Objective: To provide health care providers, patients, and the general public with a responsible assessment of currently available data regarding total knee replacement.
Participants: A non-DHHS, non-advocate 11-member panel representing the fields of orthopaedics, rheumatology, internal medicine, nursing, physical therapy, rehabilitation, biostatistics, epidemiology, and health services research, as well as a TKR patient. In addition, 21 experts in related fields presented data to the panel and to the conference audience.
Evidence: Presentations by experts; a systematic review of the medical literature provided by the Agency for Healthcare Research and Quality; and an extensive bibliography of total knee replacement research papers, prepared by the National Library of Medicine. Scientific evidence was given precedence over clinical anecdotal experience.
Conference process: Answering pre-determined questions, the panel drafted its statement based on scientific evidence presented in open forum and on the published scientific literature. The draft statement was read in its entirety on the final day of the conference and circulated to the audience for comment. The panel then met in executive session to consider the comments received, and released a revised statement later that day at http://consensus.nih.gov. This statement is an independent report of the panel and is not a policy statement of the NIH or the Federal Government.

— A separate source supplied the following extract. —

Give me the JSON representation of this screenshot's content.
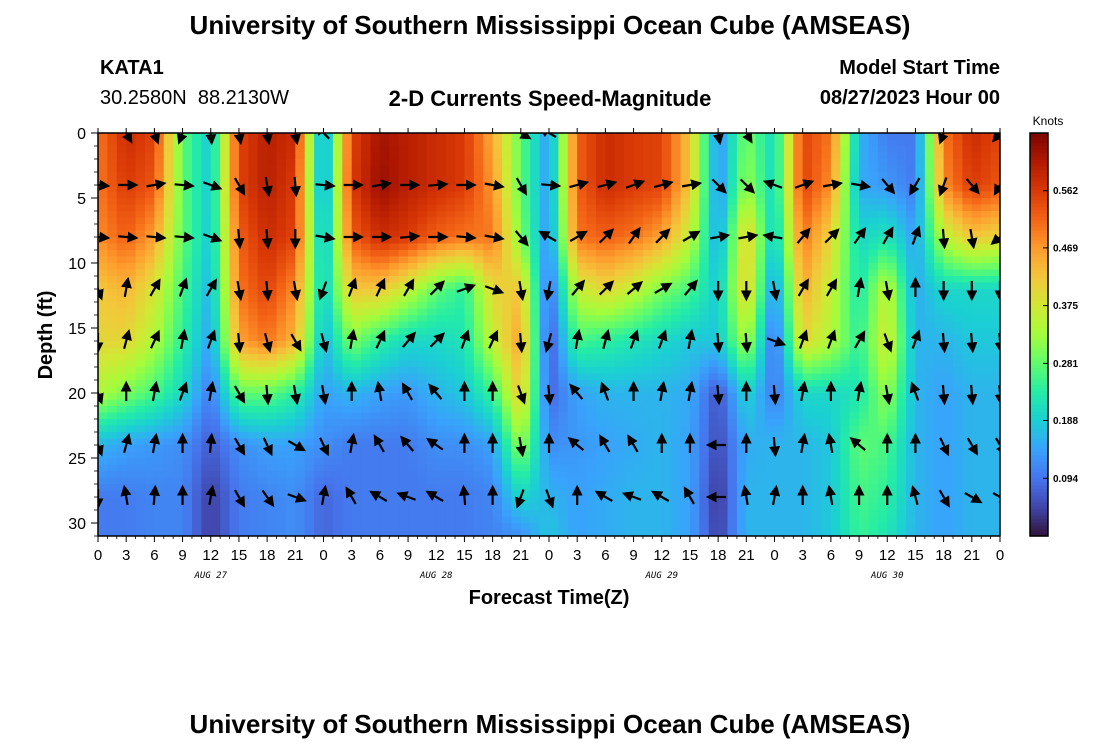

Conclusions: The success of primary TKR in most patients is strongly supported by more than 20 years of followup data. There appears to be rapid and substantial improvement in the patient's pain, functional status, and overall health-related quality of life in about 90 percent of patients; about 85 percent of patients are satisfied with the results of surgery. Short-term outcomes, as documented by functional outcome scales, are generally substantially improved after TKR. Functional outcome is improved after TKR for people across the spectrum of disability status. Technical factors in performing surgery may influence both the short- and long-term success rate. There is consensus regarding the following perioperative interventions that improve TKR outcomes: systemic antibiotic prophylaxis, aggressive postoperative pain management, perioperative risk assessment and management of medical conditions, and preoperative education. Revision TKR is done to alleviate pain and improve function. Contraindications for revision TKR include persistent infection, poor bone quality, highly limited quadriceps or extensor function, poor skin coverage, and poor vascular status. Results are not as good as with primary TKR; outcomes are better for aseptic loosening than for infections. Failed revisions require a salvage procedure (resection of arthroplasty, arthrodesis, or amputation), with inferior results compared with revision TKR. Factors related to a surgeon's case volume, technique, and choice of prosthesis may have important influences on surgical outcomes. One of the clearest associations with better outcomes appears to be the procedure volume of the individual surgeon and the hospital. Technical factors in performing surgery may influence both the short- and long-term success rate. Proper alignment of the prosthesis appears to be critical. Many design features, such as use of mobile bearings or designs sparing cruciate ligaments, have theoretical advantages, but durability and success rates appear roughly similar with most commonly used designs. There is clear evidence of racial/ethnic and gender disparities in the provision of TKR in the United States. The limited role of economic and other access factors in these racial or ethnic disparities can be demonstrated by significant differences in the rate of procedures in the VA system, where cost and access are assumed equivalent across race or ethnic groups.